5. Eiser heeft ook gesteld dat hij een positieve gedragsverandering heeft laten zien, waaruit blijkt dat hij geen actuele, werkelijke en ernstige bedreiging voor een fundamenteel belang van de samenleving meer is. Eiser benoemt in dit kader dat hij een vast woonadres heeft en dat hij werk heeft. Verweerder heeft hierin naar het oordeel van de rechtbank geen zodanige en positieve gedragsverandering hoeven zien dat hij moest concluderen dat eiser geen actuele, werkelijke en ernstige bedreiging meer vormt.

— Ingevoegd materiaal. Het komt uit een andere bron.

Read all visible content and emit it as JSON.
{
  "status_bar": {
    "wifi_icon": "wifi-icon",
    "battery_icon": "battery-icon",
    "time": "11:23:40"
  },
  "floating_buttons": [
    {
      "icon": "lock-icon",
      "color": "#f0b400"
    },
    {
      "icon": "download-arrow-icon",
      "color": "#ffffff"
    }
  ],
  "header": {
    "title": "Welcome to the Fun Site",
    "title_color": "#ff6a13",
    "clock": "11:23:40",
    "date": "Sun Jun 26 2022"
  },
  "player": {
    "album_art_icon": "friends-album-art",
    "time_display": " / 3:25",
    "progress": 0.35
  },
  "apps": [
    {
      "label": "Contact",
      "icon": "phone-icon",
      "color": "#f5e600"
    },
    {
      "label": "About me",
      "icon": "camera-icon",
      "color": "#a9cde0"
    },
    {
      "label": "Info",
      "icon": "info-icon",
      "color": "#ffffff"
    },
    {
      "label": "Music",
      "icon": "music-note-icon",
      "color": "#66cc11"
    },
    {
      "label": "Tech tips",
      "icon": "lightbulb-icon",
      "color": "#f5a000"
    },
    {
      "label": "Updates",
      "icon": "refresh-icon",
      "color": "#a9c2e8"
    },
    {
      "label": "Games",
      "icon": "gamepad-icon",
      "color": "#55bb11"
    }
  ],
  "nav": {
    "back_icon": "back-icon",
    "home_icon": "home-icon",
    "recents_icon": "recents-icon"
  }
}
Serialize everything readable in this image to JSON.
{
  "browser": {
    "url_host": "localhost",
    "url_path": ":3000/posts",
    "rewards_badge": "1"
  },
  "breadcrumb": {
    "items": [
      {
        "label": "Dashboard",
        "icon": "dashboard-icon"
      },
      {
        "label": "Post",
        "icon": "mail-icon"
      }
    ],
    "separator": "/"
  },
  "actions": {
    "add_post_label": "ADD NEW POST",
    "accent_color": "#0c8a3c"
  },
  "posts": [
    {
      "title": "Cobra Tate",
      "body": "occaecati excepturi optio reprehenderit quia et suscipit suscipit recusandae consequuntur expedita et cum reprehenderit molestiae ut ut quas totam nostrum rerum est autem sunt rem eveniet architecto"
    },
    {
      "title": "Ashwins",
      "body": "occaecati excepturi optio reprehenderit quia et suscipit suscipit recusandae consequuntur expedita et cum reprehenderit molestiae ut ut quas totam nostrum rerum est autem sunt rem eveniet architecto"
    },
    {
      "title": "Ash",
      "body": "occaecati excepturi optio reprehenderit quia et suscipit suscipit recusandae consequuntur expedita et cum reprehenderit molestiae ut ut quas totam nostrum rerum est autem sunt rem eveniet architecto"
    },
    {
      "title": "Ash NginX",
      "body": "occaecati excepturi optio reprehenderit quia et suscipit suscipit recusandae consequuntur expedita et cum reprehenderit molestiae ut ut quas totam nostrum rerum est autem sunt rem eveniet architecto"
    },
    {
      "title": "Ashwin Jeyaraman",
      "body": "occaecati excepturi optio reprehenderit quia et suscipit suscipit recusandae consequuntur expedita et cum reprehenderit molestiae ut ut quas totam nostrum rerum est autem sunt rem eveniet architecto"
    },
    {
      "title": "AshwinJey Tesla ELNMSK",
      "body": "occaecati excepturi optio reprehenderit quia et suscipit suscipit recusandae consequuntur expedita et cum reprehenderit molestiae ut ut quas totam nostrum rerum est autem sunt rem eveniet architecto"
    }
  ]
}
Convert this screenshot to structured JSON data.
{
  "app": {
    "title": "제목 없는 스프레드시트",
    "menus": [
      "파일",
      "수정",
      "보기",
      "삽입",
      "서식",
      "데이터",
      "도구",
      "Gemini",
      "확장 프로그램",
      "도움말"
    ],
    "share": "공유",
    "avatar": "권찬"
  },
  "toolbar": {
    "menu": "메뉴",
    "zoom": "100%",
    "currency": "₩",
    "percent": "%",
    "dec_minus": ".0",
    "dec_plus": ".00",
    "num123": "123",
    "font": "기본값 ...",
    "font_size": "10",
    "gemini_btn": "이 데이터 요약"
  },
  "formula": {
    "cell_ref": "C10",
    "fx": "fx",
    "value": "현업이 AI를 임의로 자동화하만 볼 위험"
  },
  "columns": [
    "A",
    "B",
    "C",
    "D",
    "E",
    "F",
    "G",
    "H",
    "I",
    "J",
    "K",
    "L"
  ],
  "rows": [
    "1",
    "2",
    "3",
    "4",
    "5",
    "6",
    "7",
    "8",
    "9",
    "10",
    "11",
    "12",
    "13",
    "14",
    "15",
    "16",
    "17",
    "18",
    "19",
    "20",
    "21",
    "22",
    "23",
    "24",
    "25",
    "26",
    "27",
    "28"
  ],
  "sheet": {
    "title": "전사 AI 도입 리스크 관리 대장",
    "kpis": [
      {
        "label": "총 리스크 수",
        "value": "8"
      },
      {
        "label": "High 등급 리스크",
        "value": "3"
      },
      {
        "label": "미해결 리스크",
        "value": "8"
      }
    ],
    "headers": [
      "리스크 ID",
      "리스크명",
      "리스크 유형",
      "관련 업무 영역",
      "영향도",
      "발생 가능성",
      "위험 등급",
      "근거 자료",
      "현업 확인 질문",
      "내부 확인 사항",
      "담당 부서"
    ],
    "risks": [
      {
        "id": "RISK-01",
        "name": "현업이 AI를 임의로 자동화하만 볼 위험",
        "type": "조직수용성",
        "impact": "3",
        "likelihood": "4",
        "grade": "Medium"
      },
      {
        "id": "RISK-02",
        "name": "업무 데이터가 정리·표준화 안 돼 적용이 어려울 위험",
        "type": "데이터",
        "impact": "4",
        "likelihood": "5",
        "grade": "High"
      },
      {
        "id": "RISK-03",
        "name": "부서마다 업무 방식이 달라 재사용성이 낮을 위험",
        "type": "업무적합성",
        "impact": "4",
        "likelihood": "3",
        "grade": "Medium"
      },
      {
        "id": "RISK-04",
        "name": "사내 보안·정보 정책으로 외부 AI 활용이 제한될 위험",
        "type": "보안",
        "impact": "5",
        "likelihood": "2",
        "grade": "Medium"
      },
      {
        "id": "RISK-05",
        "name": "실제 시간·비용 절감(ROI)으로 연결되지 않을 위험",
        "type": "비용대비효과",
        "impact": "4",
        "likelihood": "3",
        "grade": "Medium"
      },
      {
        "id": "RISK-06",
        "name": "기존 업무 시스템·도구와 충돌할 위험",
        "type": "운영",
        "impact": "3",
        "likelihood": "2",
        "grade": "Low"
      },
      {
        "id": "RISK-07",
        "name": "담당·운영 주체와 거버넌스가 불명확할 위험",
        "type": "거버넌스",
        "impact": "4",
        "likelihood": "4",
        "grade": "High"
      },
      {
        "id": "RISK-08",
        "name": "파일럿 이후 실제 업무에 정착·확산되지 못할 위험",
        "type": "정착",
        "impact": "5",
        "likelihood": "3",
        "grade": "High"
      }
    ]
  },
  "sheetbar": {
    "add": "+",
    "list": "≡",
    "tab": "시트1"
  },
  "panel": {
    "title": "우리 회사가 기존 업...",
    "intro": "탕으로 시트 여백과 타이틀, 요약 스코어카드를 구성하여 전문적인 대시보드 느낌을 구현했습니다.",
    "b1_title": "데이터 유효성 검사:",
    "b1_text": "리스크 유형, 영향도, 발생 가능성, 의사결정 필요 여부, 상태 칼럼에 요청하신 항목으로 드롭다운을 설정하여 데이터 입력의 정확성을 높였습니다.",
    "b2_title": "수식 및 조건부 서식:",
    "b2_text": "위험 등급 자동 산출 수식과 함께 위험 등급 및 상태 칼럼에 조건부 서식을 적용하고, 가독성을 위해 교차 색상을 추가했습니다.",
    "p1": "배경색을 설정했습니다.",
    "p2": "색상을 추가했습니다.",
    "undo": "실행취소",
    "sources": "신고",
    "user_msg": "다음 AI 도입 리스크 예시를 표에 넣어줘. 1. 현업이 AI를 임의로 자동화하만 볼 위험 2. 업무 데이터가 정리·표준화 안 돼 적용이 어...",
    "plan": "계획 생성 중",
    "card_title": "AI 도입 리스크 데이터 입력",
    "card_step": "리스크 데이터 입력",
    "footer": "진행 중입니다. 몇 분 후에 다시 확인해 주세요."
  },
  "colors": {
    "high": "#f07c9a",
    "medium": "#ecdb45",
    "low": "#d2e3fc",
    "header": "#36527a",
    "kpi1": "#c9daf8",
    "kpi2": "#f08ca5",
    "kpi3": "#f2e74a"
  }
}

Weliswaar had eiser een woonadres, maar uit de door verweerder overgelegde stukken blijkt slechts dat eiser een aantal maanden gewerkt heeft in de eerste helft van 2021. Eiser heeft hiertoe verder ook geen stukken overgelegd, terwijl het op zijn weg ligt om aannemelijk te maken en te onderbouwen dat hij na de gepleegde misdrijven zijn gedrag heeft veranderd.
5.1
Verweerder heeft daarnaast bij de beoordeling kunnen betrekken dat eiser ontkent dat hij het delict waarvoor hij is veroordeeld heeft gepleegd. Noch in de strafzaak noch in deze procedure heeft eiser aangetoond dat hij verantwoordelijkheid voor zijn daad heeft genomen en dat hij sindsdien een positieve gedragsverandering heeft ondergaan.
Verweerder heeft nog gewezen op het feit dat eiser in aanraking is geweest met justitie op verdenking van het plegen van twee andere strafbare feiten [3] , waarna eiser erop heeft gewezen dat in beide gevallen de zaken zijn geëindigd in een sepot vanwege onvoldoende bewijs. Hoe dan ook, hieruit blijkt geen positieve gedragsverandering.
5.2
De rechtbank concludeert dan ook dat eiser geen zodanige en positieve gedragsverandering heeft laten zien dat verweerder moest concluderen dat hij geen actuele, werkelijke en ernstige bedreiging meer vormt voor een fundamenteel belang van de samenleving. Deze beroepsgrond slaagt ook niet.
Conclusie
6. Het beroep is ongegrond.
Het verzoek om een voorlopige voorziening
7. Omdat de rechtbank nu beslist over het beroep van eiser en dit ongegrond verklaart, is er voor het treffen van een voorlopige voorziening geen reden meer. De voorzieningenrechter wijst het verzoek om die reden af.
Proceskosten
8. Voor een proceskostenveroordeling bestaat in beide zaken geen aanleiding.

Beslissing

De rechtbank verklaart het beroep ongegrond.
De voorzieningenrechter wijst het verzoek om een voorlopige voorziening af.
Deze uitspraak is gedaan door mr. M. Kraefft, (voorzieningen)rechter, in aanwezigheid van mr. N.F. van der Gouw, griffier. De beslissing is in het openbaar uitgesproken op 14 december 2022.
griffier rechter
afschrift verzonden aan partijen op:
Coll:

RechtsmiddelTegen deze uitspraak kan, voor zover het de hoofdzaak betreft, binnen vier weken na de dag van verzending daarvan hoger beroep worden ingesteld bij de Afdeling bestuursrechtspraak van de Raad van State.

Voetnoten

1.Parketnummers 09/104227-19 en 09/252896-19.
2.Vonnis van de rechtbank Den Haag, parketnummers 09/104227-19 en 09/252896-19, onder 6.3.
3.Uit het uittreksel van Justitiële Documentatie van 6 oktober 2022 blijkt dat eiser op 22 augustus 2021 als verdachte is aangemerkt bij huiselijk geweld en op 20 november 2021 als verdachte is aangemerkt bij bedrijfsinbraken.